Ich hab mir dein Training angeschaut. Und weißt du was?
Das war kein Training. Das war Beschäftigungstherapie für Leute, die sich selbst belügen.
Bisschen hier, bisschen da, ein paar Kreise, ein paar Zahlen –
null Konsequenz.
Das sieht aus wie jemand, der hart sein
will, aber beim ersten Ziehen im Oberschenkel innerlich schon nach der Ausrede greift.
Ich schaue mir das
nicht länger an.
Ab jetzt wird
gearbeitet.
Nicht „gefühlt hart“. Nicht „war schon okay“.
Hart. Punkt.
Die nächsten drei Tage sind keine Empfehlung.
Das ist eine
Ansage.
Und wenn du danach noch glaubst, dein Training wäre „schon ganz ordentlich“, dann hast du entweder nicht geliefert – oder nichts gelernt.
TAG 1 – Z3-ZERMÜRBUNG MIT Z4-STICHELN
Motto: Arbeiten, wenn es langweilig und unangenehm wird. Genau da versagst du sonst.
Gesamt: ca. 2:15 h
Warm-up – 20 min
- 10 min Z2, NICHT rumeiern
- 3 × 30 s Z4 / 90 s locker
→ Puls hoch, Ego runter.
Hauptteil – jetzt beginnt das Elend
- 3 × 30 min Z3 (85–90 % FTP)
- In JEDEM Block:
- 5 × 1 min Z4 (95–100 %)
- 1 min zurück auf Z3
→ Kein Flow. Kein Rhythmus. Dauerstress.
Pause: 8 min Z2
Nicht stehen. Nicht rumrollen. Weiterarbeiten.
Cooldown – 15 min Z2
Coach-Urteil:
Wenn du nach Block 2 noch denkst „geht eigentlich“, dann bist du mental weich. Z3 ist kein Spaziergang. Z3 ist
Zermürbung.
TAG 2 – Z4-DRECKSARBEIT MIT Z5-HIEBEN
Motto: Schwelle halten, während alles in dir schreit aufzuhören.
Gesamt: ca. 1:50 h
Warm-up – 25 min
- Progressiv Z2 → Z3
- 3 × 1 min Z4 / 1 min locker
Jetzt bist du wach. Wenn nicht: Pech gehabt.

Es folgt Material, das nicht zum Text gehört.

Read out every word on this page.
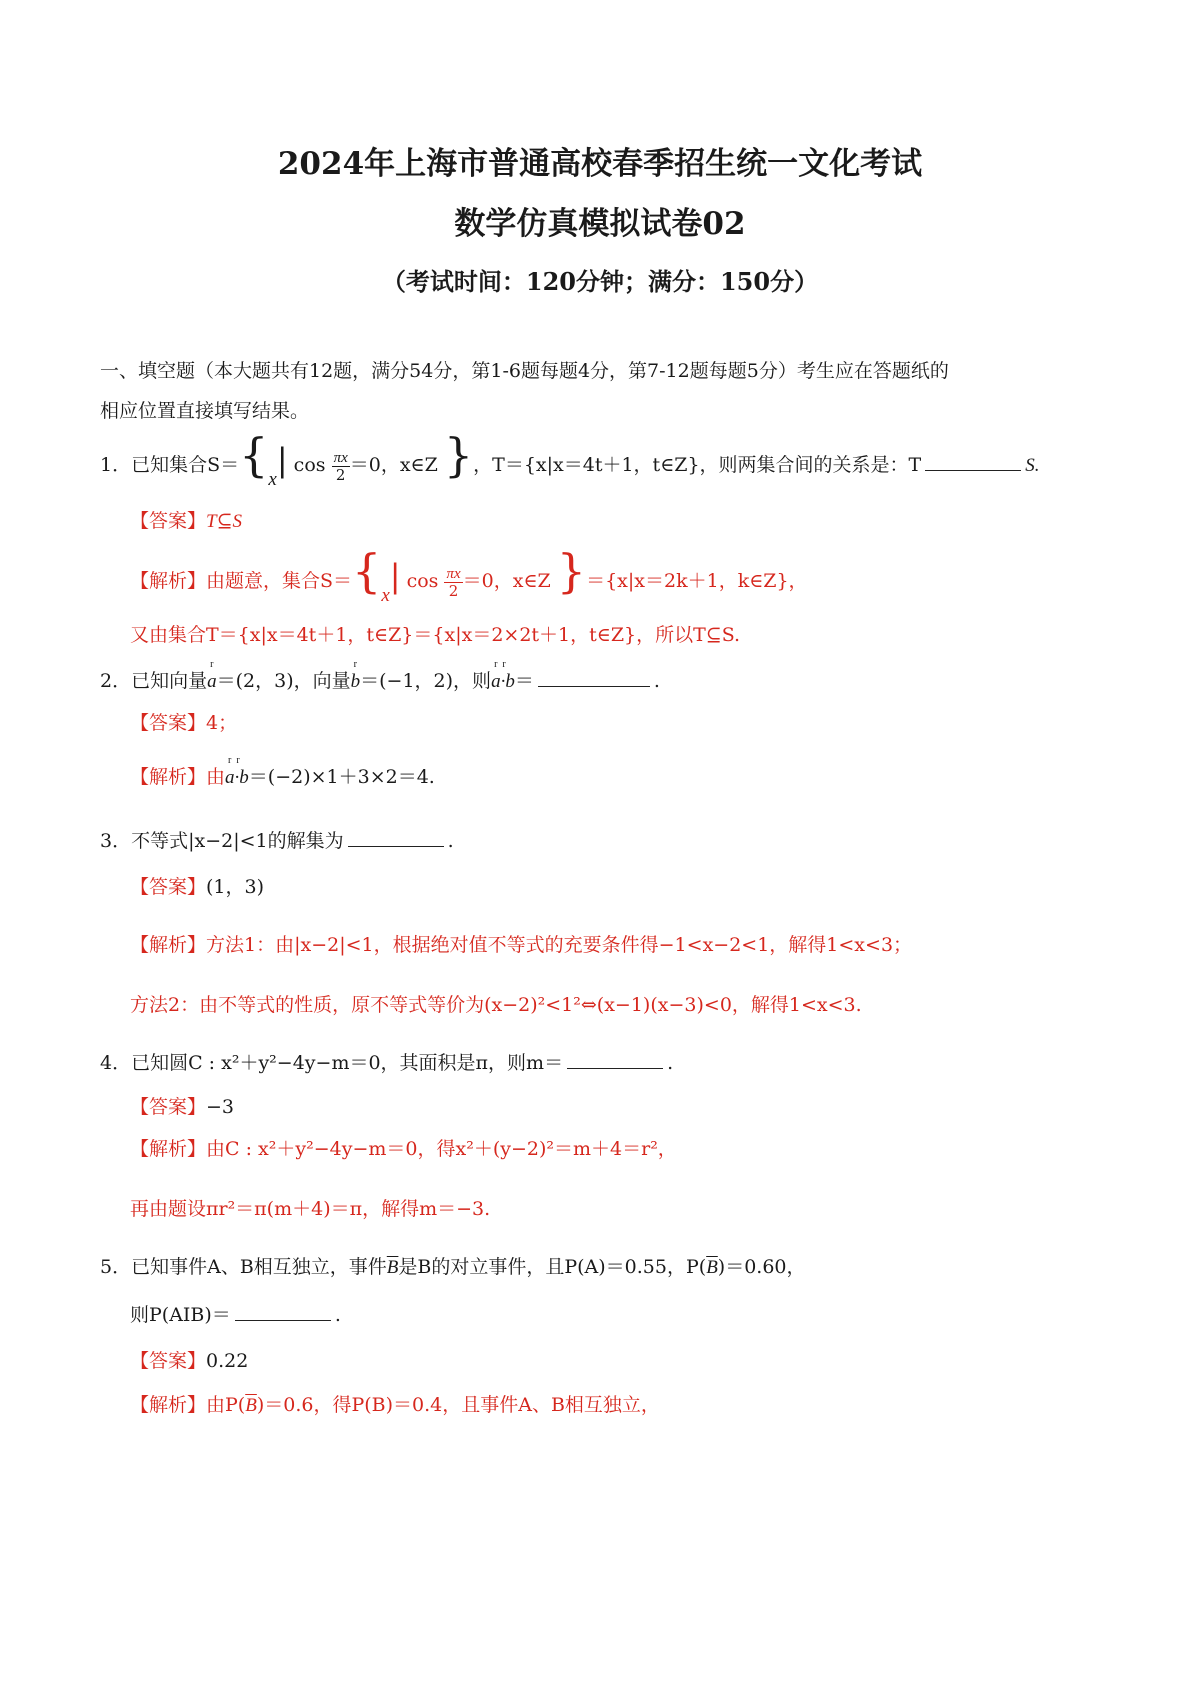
2024年上海市普通高校春季招生统一文化考试
数学仿真模拟试卷02
（考试时间：120分钟；满分：150分）
一、填空题（本大题共有12题，满分54分，第1-6题每题4分，第7-12题每题5分）考生应在答题纸的
相应位置直接填写结果。
1．已知集合S＝{x| $\cos \frac{\pi x}{2} =0$，x∈Z }，T＝{x|x＝4t＋1，t∈Z}，则两集合间的关系是：T	S.
【答案】T⊆S
【解析】由题意，集合S＝{x| $\cos \frac{\pi x}{2} =0$，x∈Z }＝{x|x＝2k＋1，k∈Z}，
又由集合T＝{x|x＝4t＋1，t∈Z}＝{x|x＝2×2t＋1，t∈Z}，所以T⊆S.
2．已知向量
r
a＝(2，3)，向量
r
b＝(−1，2)，则
r  r
a·b＝	.
【答案】4；
【解析】由
r  r
a·b＝(−2)×1＋3×2＝4.
3．不等式|x−2|<1的解集为	.
【答案】(1，3)
【解析】方法1：由|x−2|<1，根据绝对值不等式的充要条件得−1<x−2<1，解得1<x<3；
方法2：由不等式的性质，原不等式等价为(x−2)²<1²⇔(x−1)(x−3)<0，解得1<x<3.
4．已知圆C : x²＋y²−4y−m＝0，其面积是π，则m＝	.
【答案】−3
【解析】由C : x²＋y²−4y−m＝0，得x²＋(y−2)²＝m＋4＝r²，
再由题设πr²＝π(m＋4)＝π，解得m＝−3.
5．已知事件A、B相互独立，事件$\overline{B}$是B的对立事件，且P(A)＝0.55，$P(\overline{B})=0.60$，
则P(AIB)＝	.
【答案】0.22
【解析】由$P(\overline{B})=0.6$，得P(B)＝0.4，且事件A、B相互独立，
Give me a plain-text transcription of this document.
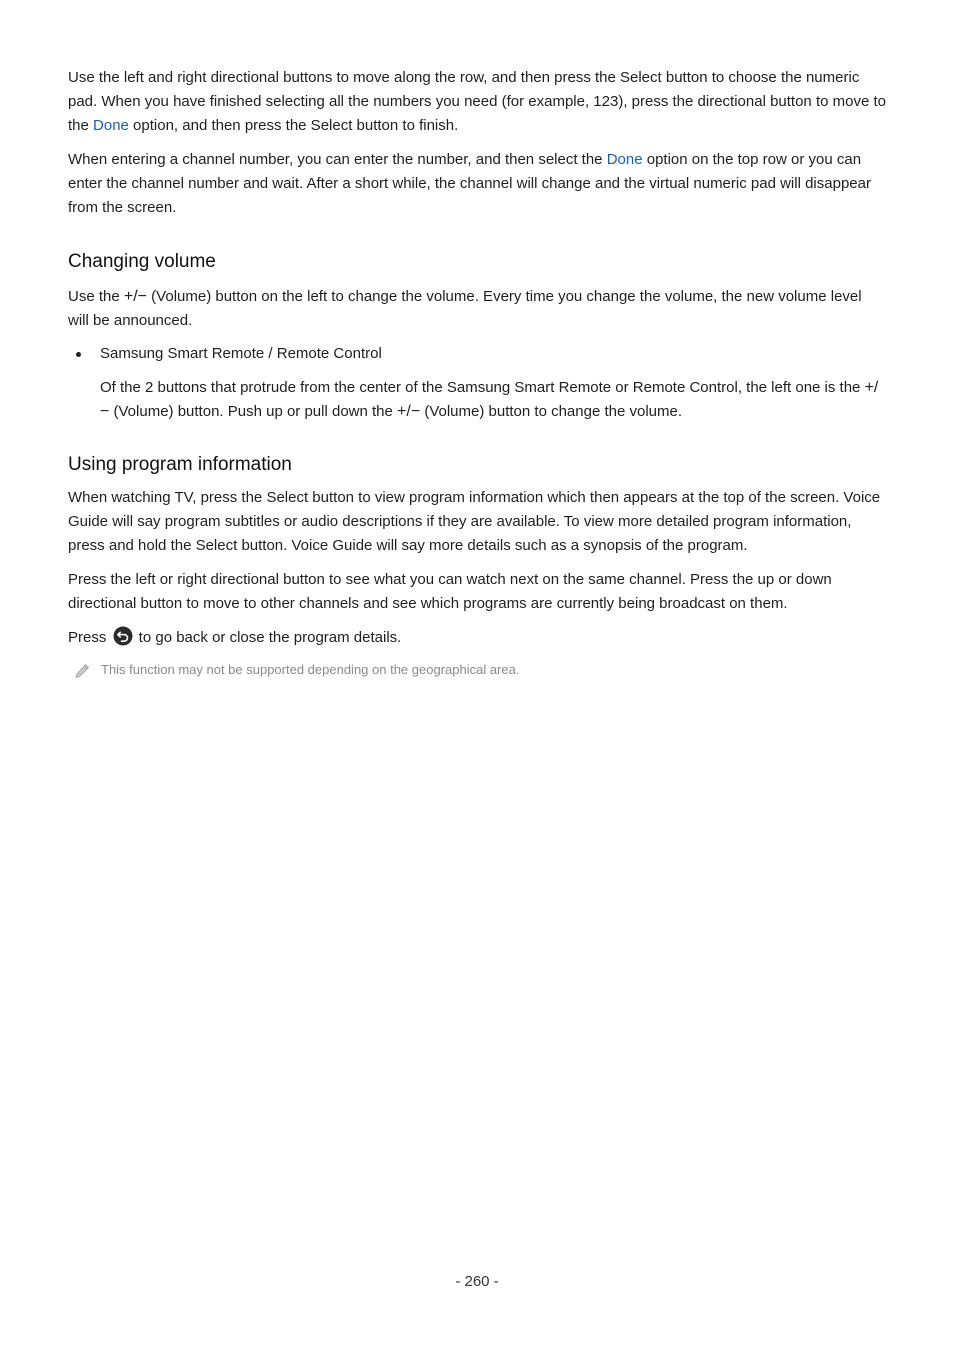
Use the left and right directional buttons to move along the row, and then press the Select button to choose the numeric pad. When you have finished selecting all the numbers you need (for example, 123), press the directional button to move to the Done option, and then press the Select button to finish.

When entering a channel number, you can enter the number, and then select the Done option on the top row or you can enter the channel number and wait. After a short while, the channel will change and the virtual numeric pad will disappear from the screen.

Changing volume

Use the +/− (Volume) button on the left to change the volume. Every time you change the volume, the new volume level will be announced.

Samsung Smart Remote / Remote Control

Of the 2 buttons that protrude from the center of the Samsung Smart Remote or Remote Control, the left one is the +/− (Volume) button. Push up or pull down the +/− (Volume) button to change the volume.

Using program information

When watching TV, press the Select button to view program information which then appears at the top of the screen. Voice Guide will say program subtitles or audio descriptions if they are available. To view more detailed program information, press and hold the Select button. Voice Guide will say more details such as a synopsis of the program.

Press the left or right directional button to see what you can watch next on the same channel. Press the up or down directional button to move to other channels and see which programs are currently being broadcast on them.

Press  to go back or close the program details.

This function may not be supported depending on the geographical area.
- 260 -
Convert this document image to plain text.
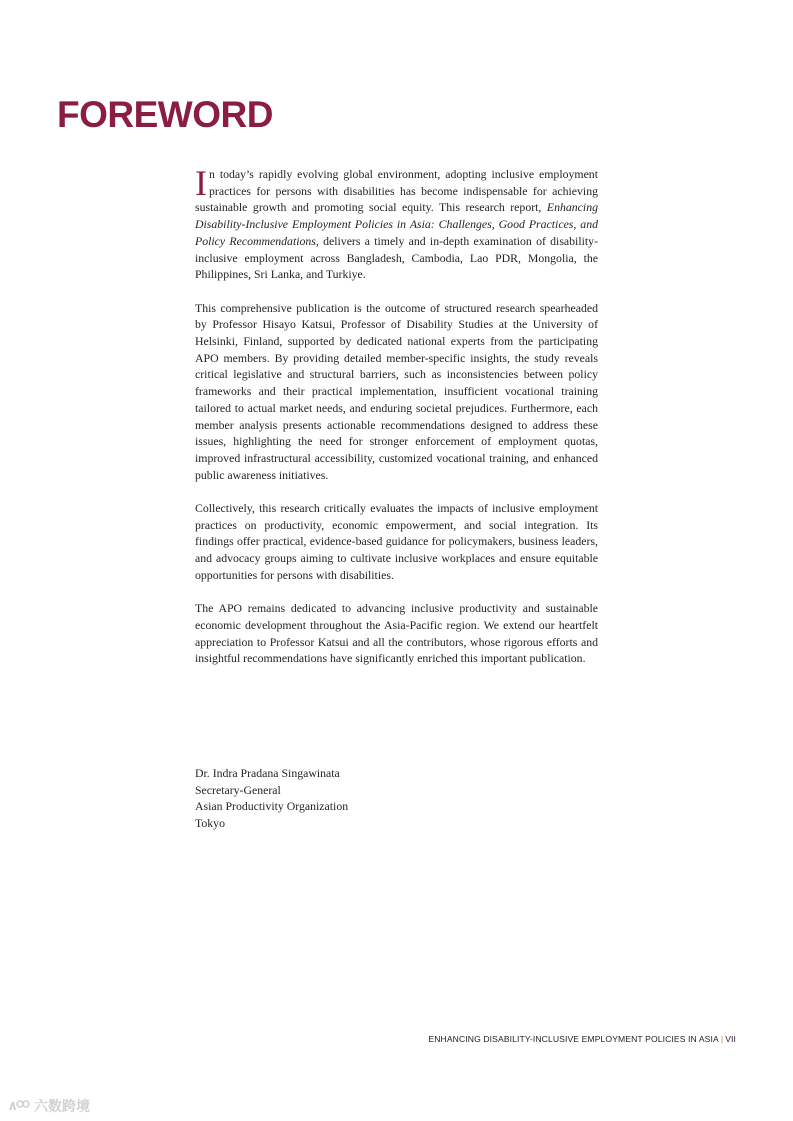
FOREWORD

In today’s rapidly evolving global environment, adopting inclusive employment practices for persons with disabilities has become indispensable for achieving sustainable growth and promoting social equity. This research report, Enhancing Disability-Inclusive Employment Policies in Asia: Challenges, Good Practices, and Policy Recommendations, delivers a timely and in-depth examination of disability-inclusive employment across Bangladesh, Cambodia, Lao PDR, Mongolia, the Philippines, Sri Lanka, and Turkiye.

This comprehensive publication is the outcome of structured research spearheaded by Professor Hisayo Katsui, Professor of Disability Studies at the University of Helsinki, Finland, supported by dedicated national experts from the participating APO members. By providing detailed member-specific insights, the study reveals critical legislative and structural barriers, such as inconsistencies between policy frameworks and their practical implementation, insufficient vocational training tailored to actual market needs, and enduring societal prejudices. Furthermore, each member analysis presents actionable recommendations designed to address these issues, highlighting the need for stronger enforcement of employment quotas, improved infrastructural accessibility, customized vocational training, and enhanced public awareness initiatives.

Collectively, this research critically evaluates the impacts of inclusive employment practices on productivity, economic empowerment, and social integration. Its findings offer practical, evidence-based guidance for policymakers, business leaders, and advocacy groups aiming to cultivate inclusive workplaces and ensure equitable opportunities for persons with disabilities.

The APO remains dedicated to advancing inclusive productivity and sustainable economic development throughout the Asia-Pacific region. We extend our heartfelt appreciation to Professor Katsui and all the contributors, whose rigorous efforts and insightful recommendations have significantly enriched this important publication.

Dr. Indra Pradana Singawinata
Secretary-General
Asian Productivity Organization
Tokyo
ENHANCING DISABILITY-INCLUSIVE EMPLOYMENT POLICIES IN ASIA | VII
六数跨境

Hauptteil – kein Entkommen
- 4 × 12 min Z4 (98–102 % FTP)
- Minute 4, 8, 11:
- 30 s Z5 (110–115 %)
- direkt zurück auf Z4
→ Kein Ausrollen. Kein Reset. Schlucken und weitermachen.
Pause: 6 min Z2
Nachschlag (weil du sonst glaubst, du wärst hart):
- 6 × 1 min Z5
- 1:30 min locker
→ Die letzten zwei sind immer hässlich. Genau deshalb zählen sie.
Cooldown – 15 min
Coach-Urteil:
Z4 ist kein „kontrolliert“. Z4 ist
eklig stabil. Wer hier taktisch fährt, fährt im Rennen hintenrum.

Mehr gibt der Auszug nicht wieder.